The New General Data Protection Regulation: what changes?
As from May 25th a new set of rules on data protection (General Data Protection Regulation or GDPR) will take effect across the EU, involving individuals, companies, administrations and other organizations to the same extent. This new European framework aims to provide greater protection of individual rights and new opportunities for business by clarifying and modernizing data protection rules.
- One-Stop Mechanism
The Regulation establishes a harmonized legal framework for a uniform and consistent application of the rules throughout all Member States with the introduction of the one-stop-shop mechanism. In general, the controller and processors will only have to communicate with the lead supervisory authority, i.e. the supervisory authority of the main establishment or sole establishment of the controller or the processor, in accordance with Article 56 (1) of the GDPR. However, local supervisory authorities continue to have powers in various sectors and both authorities will collaborate in investigations.
- Strengthening of Individual Rights
The Regulation introduces new transparency requirements; reinforcement of rights to information, access, erasure (the “right to be forgotten” is present in Article 17 of the GDPR); silence and inactivity cease to be valid consents, and consent becomes more demanding, since clear affirmative action is required to express consent (Article 4 of the GRDP); and the protection of children online (if the child is under the age of 16, treatment is only permissible if and to the extent that consent is given or authorized by the holders of the child’s parental responsibilities, and Member States are free to legislate a lower age for said purposes, provided that it is not less than the age of 13).
- Processors
Processors (natural or legal person, public authority, agency or other body that treats the personal data on behalf of the controller) will have direct obligations and responsibilities, which means that processors can be directly held accountable. Data treatment by processors shall be governed by the contract which binds the processor to the controller, establishes the object and duration of the treatment, the nature and purpose of the processing, the type of personal data and the categories of data subjects, and the obligations and rights of the controller. Processors shall provide sufficient guarantees for the implementation of appropriate technical and organizational measures in such a way that the treatment meets the requirements of the Regulation. In addition, they can not contract another processor without prior written authorization by the controller.
- Data protection from conception to default
The controller should adopt internal guidelines and apply measures that respect in particular the principles of data protection from the beginning and may include minimizing the processing of personal data, the pseudominization of personal data, encryption, among others.
- Right to Data Portability
The Regulation establishes a new data portability right, which allows citizens to request a company or organization to return the personal data that the citizen has provided to that company or organization on the basis of consent or contract; it also allows for personal data to be transmitted directly to another company or organization where it is technically possible. Such a right contributes then to the free movement of personal data in the EU, avoids retention of personal data and encourages competition between companies.
- Improved Protection Against Personal Data Violations
The Regulation clearly defines what constitutes a “breach of personal data” and introduces an obligation to notify the competent supervisory authority in accordance with Article 55, when the breach of data is susceptible of individual rights and freedoms, at the latest within 72 hours (Article 33 of the RDPR).

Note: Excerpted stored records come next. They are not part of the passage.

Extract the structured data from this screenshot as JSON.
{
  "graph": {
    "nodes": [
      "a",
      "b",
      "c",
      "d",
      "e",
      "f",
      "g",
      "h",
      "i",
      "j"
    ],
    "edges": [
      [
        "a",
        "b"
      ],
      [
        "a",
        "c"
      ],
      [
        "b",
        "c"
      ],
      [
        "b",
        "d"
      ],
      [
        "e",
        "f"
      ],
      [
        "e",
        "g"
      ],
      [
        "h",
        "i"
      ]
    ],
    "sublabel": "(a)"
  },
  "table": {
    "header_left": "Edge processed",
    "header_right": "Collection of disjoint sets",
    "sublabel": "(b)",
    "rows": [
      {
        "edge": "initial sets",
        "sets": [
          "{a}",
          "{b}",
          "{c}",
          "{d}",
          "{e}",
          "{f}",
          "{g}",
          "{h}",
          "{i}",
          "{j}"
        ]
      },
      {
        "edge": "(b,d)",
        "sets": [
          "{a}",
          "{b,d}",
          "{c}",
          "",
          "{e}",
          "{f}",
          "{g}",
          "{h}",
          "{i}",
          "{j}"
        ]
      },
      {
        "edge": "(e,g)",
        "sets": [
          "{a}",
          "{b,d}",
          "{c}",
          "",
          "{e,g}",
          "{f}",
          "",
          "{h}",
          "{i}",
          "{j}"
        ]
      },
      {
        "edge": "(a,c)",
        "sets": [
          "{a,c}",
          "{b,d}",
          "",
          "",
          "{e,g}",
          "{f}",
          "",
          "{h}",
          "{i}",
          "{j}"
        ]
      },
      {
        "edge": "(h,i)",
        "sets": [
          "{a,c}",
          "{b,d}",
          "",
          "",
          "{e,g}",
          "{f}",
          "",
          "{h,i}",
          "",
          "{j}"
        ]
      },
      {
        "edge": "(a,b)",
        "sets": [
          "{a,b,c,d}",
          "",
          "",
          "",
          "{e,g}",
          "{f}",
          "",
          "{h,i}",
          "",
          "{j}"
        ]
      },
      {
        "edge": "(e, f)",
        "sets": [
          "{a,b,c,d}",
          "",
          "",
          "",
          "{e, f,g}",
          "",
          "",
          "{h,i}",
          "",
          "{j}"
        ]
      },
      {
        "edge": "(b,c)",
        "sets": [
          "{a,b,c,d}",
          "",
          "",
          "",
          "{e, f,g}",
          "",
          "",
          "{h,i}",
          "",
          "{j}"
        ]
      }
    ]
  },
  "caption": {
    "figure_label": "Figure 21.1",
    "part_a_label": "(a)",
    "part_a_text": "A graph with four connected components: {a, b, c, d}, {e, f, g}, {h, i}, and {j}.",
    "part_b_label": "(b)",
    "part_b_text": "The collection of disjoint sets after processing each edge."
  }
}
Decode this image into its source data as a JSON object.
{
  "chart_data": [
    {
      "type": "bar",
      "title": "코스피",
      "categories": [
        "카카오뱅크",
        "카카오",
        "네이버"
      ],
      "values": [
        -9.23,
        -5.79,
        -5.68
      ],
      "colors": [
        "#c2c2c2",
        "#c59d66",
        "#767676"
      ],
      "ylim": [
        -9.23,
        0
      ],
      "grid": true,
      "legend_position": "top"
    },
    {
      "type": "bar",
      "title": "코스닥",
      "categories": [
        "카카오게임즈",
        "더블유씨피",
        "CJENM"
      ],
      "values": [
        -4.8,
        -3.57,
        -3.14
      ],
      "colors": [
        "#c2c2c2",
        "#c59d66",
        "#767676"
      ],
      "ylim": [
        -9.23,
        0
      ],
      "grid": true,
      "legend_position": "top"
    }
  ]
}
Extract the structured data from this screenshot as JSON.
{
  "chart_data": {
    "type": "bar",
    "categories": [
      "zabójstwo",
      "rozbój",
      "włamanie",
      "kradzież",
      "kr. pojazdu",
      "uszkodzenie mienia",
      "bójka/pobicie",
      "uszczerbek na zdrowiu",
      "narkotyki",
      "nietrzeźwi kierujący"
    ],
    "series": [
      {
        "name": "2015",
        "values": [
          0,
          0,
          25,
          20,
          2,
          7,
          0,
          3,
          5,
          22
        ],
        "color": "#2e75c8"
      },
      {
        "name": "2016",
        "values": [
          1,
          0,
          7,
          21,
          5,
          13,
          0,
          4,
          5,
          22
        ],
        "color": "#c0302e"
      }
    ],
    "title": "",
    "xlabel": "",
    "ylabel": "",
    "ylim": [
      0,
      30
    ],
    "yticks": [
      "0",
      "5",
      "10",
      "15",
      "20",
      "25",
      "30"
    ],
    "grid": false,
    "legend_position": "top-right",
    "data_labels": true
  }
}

Under certain circumstances, it requires the holder of the data to be informed about the breach by enhancing protection compared to what is currently happening in the EU.
- Fines
The fines may amount to EUR 20 million or, in the case of a company, to 4% of the annual worldwide turnover for the preceding financial year, whichever is the higher.
- Principle of Responsibility
The Regulation is based on the principle of self-responsibility of the controllers and processors dealing with personal data, through obligations that can be adjusted according to risk, i.e. the presence of a Data Protection Officer (DPO) or the obligation to conduct impact assessments on data protection. The latter is a new tool to help assess the risk before starting data treatment (Article 35 of the GDPR). The obligation to carry out this assessment exists when the treatment is liable to entail a high risk to the rights and freedoms of natural persons. The Regulation specifically mentions three situations: when a company systematically and comprehensively assesses personal aspects relating to natural persons (including profile definition); when it handles sensitive data on a large scale; or systematically control large-scale publicly accessible areas. The supervisory authorities will have to make public the lists of cases requiring an impact assessment on data protection.
- Transfer of Personal Data to Third Countries
The Regulation requires companies based outside the EU to apply the same rules as EU-based companies if they offer goods and services related to personal data or monitor the behaviour of individuals within the Union. Companies operating from countries outside the EU and are active in the single market should in certain circumstances appoint a representative in the EU to whom citizens and authorities may go to in complement or in replacement of the company established abroad.
This applies in cases where the company, even if it is Portuguese, subcontracts the storage of data with countries outside the EU.
In the absence of a decision on the adequacy of the level of protection, data controllers or processors may only transfer personal data to a third country if they have provided appropriate safeguards and given that data subjects have enforceable rights and remedial legal measures effective.
As far as adequacy decisions are concerned, the Regulation introduces an accurate and detailed catalogue of the elements which the Commission must take into account when assessing whether a foreign system adequately protects personal data. The Regulation also formalizes and extends the number of alternative transfer instruments, such as standard contractual clauses and binding rules applicable to companies.